The fact that many Cabinet Ministers now live ''above the shop" makes the transition more fierce, for overnight they lose not only their office but their house. The residence of the Chancellor of the Exchequer, at Number 11, Downing Street, has only one door, so that the change is visible to any passers-by: out of that door must come the old Chancel­lor, his family, trunks, packing cases and empty bottles. But behind this change there is a heavy flywheel that keeps its momentum and survives any transition: the great machine of the permanent Civil Service.

Only about a hundred men change their offices in White­hall after the election (another hundred may become par­liamentary private secretaries with a loose relationship with their office). In the United States thousands change their jobs; in France, which has an equally powerful permanent
bureaucracy, a new Minister can bring with him his own
cabinet of political friends to help him run his department.
But in Britain even the Minister's private secretary - his
most intimate confidant - will stay to serve his new master,
abandoning overnight the loyalties and policies of his pre­decessor.

When new ministers arrive, the officials are studiously
friendly and helpful, telling them most things they want to
know, and all the arguments for or against any decision that
has been put forward. But they will never tell them the secrets
of the previous Government's policy decisions, or the per­sonal details of who said what to whom. The filing cabinets remain firmly guarded by the civil servants, with combina­tion locks.

The civil servants are very conscious of the nature of their bargain with the politicians. As one permanent secre­tary put it:

"We say to them, in effect, that their dirty linen is safe with us. If we can't promise them that, then they'll take the dirty linen somewhere else."

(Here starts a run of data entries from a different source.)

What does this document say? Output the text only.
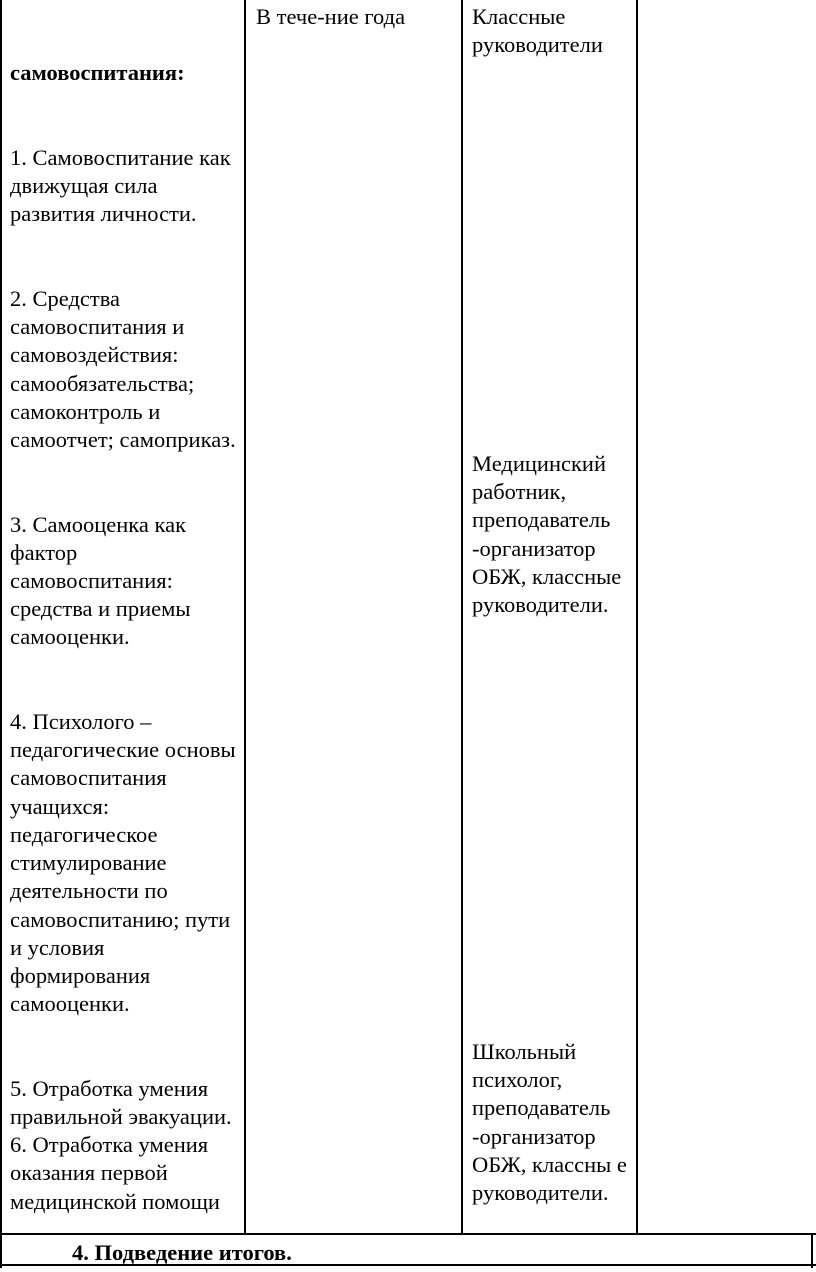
самовоспитания:

1. Самовоспитание как движущая сила развития личности.

2. Средства самовоспитания и самовоздействия: самообязательства; самоконтроль и самоотчет; самоприказ.

3. Самооценка как фактор самовоспитания: средства и приемы самооценки.

4. Психолого – педагогические основы самовоспитания учащихся: педагогическое стимулирование деятельности по самовоспитанию; пути и условия формирования самооценки.

5. Отработка умения правильной эвакуации.  6. Отработка умения оказания первой медицинской помощи

В тече-ние года	Классные руководители
Медицинский работник, преподаватель -организатор ОБЖ, классные руководители.
Школьный психолог, преподаватель -организатор ОБЖ, классны е руководители.
4. Подведение итогов.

The civil servants know that the politicians that the civil servants know more than they; even if they lean over backwards not to take advantage of it, the politicians are abound to be resentful. A special awkwardness is apparent at those occasions, like embassy receptions, where civil servants and politicians of both parties are invited together. The discarded leaders have to watch the men who only a few days before were their closest colleagues, chatting and smiling with the enemy, looking just as friendly and confidential as ever they were to them.